Can you imagine as an 11 year old or younger child feeling as though your mum doesn’t care about you or want to look after you properly when you can see all the other children’s mums making a huge effort to for their children? Even things like noticing that you have dirty school uniform again when everyone else has a clean one or mum never taking an interest in his school work or never turning up to parents evening or school related activities like your school plays or sports days when everyone else’s mum does. I understand parents work, I myself am a working parent always tried to book annual leave for as many of the school events as possible but im talking about never bothering at all. Not having your mum care about giving you a hot meal or making sure you’ve got your PE kit or adequate lunch for school. Maybe he’s picked up on the fact that his mum doesn’t care about where he is at night if he’s allowed to go out and do what he wants all day.

Kids pick up on their lack of structure and routine and crave both. He’s got two shit parents the poor kid. The extra sibling and associated stuff that goes along side it won’t have helped but that can’t be changed now and there’s clearly much more going on than just that.

Edited

I asked in a previous post if she also had got a new relationship. It’s all so messy. Kids just become an inconvenience it seems.

TallNeckedGiraffe · 10/12/2024 09:22

He needs professional help. The adults in his life seem unable to understand or help him.

Commonsense22 · 10/12/2024 09:27

Step mums get such a hard time on here. You can't compensate for rubbish parenting by his mum and honestly you're in a rubbish situation.
Whatever the cause this boy's behaviour is highly stressful to you and harmful to your other children. You came onto this thread for support because if those difficult things you are going through and everyone is just concerned about the child.

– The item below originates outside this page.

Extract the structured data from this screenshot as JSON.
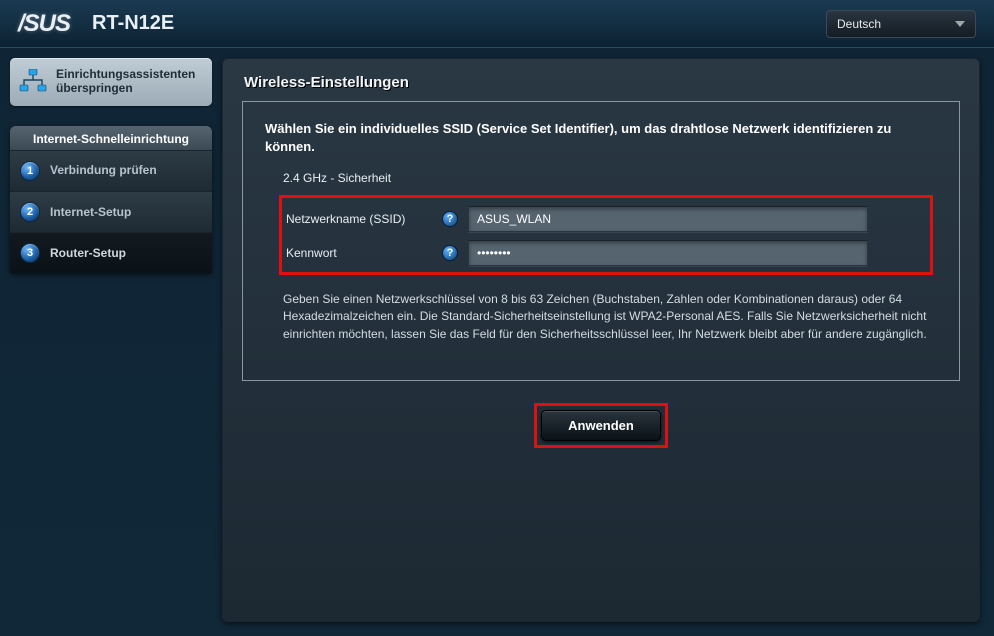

Ultimately your kids matter too and so do you. You can't save the world and it sounds like your hard work is not being rewarded. Your DH needs to step up, but it's not wrong for you to expect non aviolent treatment from an 11 year old in your home, one for whom you do a lot and love to the best of your ability.

Sadly, you need to focus on safeguarding your kids too. I don't know what to suggest but I just wanted to say I hear your pain. It must be super hard.

Hyperbowl · 10/12/2024 09:29

KitsyWitsy · 10/12/2024 09:22

I asked in a previous post if she also had got a new relationship. It’s all so messy. Kids just become an inconvenience it seems.

I think it’s easy for everyone to label a struggling child as a problem and therefore give up on them or match their negativity when they’re pushing boundaries because they’re scared. I understand it’s extremely difficult not to react when a child’s swearing at you or kicking you but he’s crying out for help and it doesn’t seem like his parents, the right people are listening to him at all just have packed him off to his grandads because it’s easier for them to carry on with their own lives and him be the grandads problem.